We did a workout last Wednesday (he's decided that he still needs to do hard off-ice workouts during the season, and I think he's right). He's been doing a new warmup by a coach named Maria Mountain (who is totally fantastic), and after he warmed up, he said "Man, my hips and legs feel GREAT. So loose. I really want to jump."

He always does four standing broad jumps after he stretches and skips rope, so I set up the tape measure. His PR is 8'6". That is a long, long jump for a kid who just turned fourteen.

I jumped 7'2". For an old fart, not terrible.

He took his first jump. 8'4". "Oh, it is ON," he said. "I've never felt this good before."

Second jump. 8'6". "Seriously, I can go farther," he said. "I've got plenty left."

A friend of his and his dad wandered upstairs and asked what we were doing, so I explained. Eli talked to his friend and stretched a bit. They were watching when he stepped up to jump for the third time.

He took off, and I mean took off. He landed and put his arms in the air, with a huge smile on his face. "That was huge!" he said.

He was right. 8'9".

I can't even really explain how utterly insane that distance is, but it is off the charts. Way off the charts.

There's something else, too, and I don't think I've ever mentioned this before.
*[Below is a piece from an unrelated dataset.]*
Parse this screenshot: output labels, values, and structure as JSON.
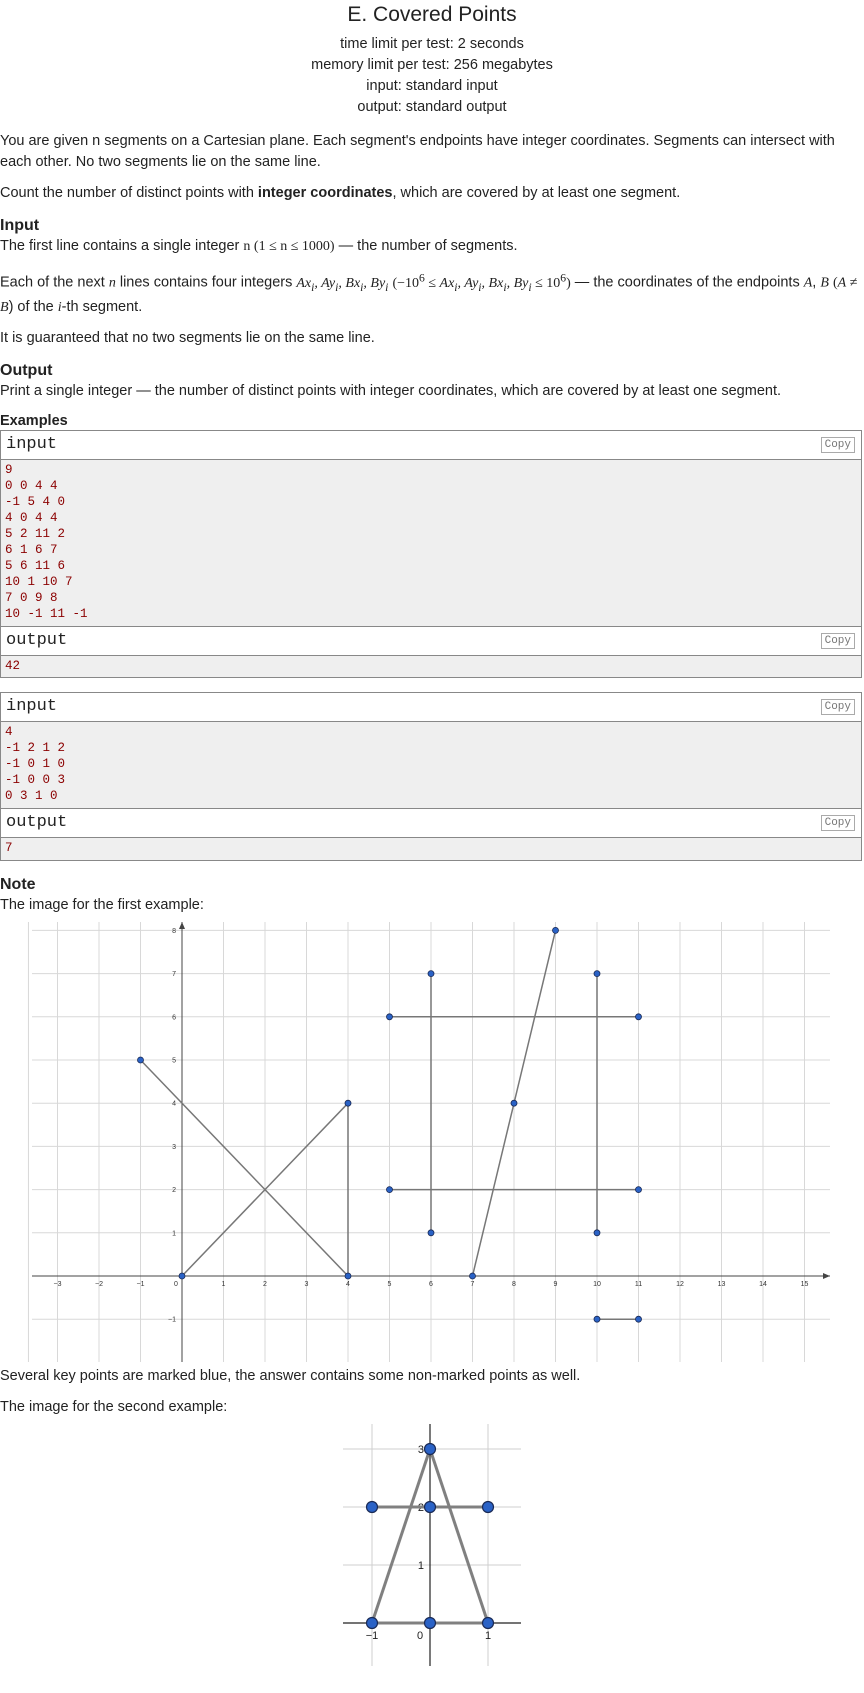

There's a kind of joy when he jumps, a kind of happiness he feels when he's soaring through the air. There's nothing on earth like seeing that big smile on his face.

There are many kinds of happiness, and many degrees. It's possible to be happy with many things between you and your happiness. If you're very, very lucky, though, at some point in your life you will feel the kind of happiness where there is nothing, not one single thing, between you and that feeling.

That's how Eli feels when he jumps.

"I feel so good going into this tournament," he said after the workout. "I feel strong."

This was what's known as a "leveling" tournament, where all the teams in the state play each other so that they can be sorted into divisions. For Eli's team, there were only two possibilities: "A" and "B".

The only thing I was worried about was winning at least one of the four games so that there was no chance they could be put into B division. If they could go 2-2, I'd be thrilled. Just have no one get hurt, get into "A", and go home.

This was going to be a different tournament for Eli. There's another goalie on the team (he's also very good), but he was hurt, so for now, every game was Eli's.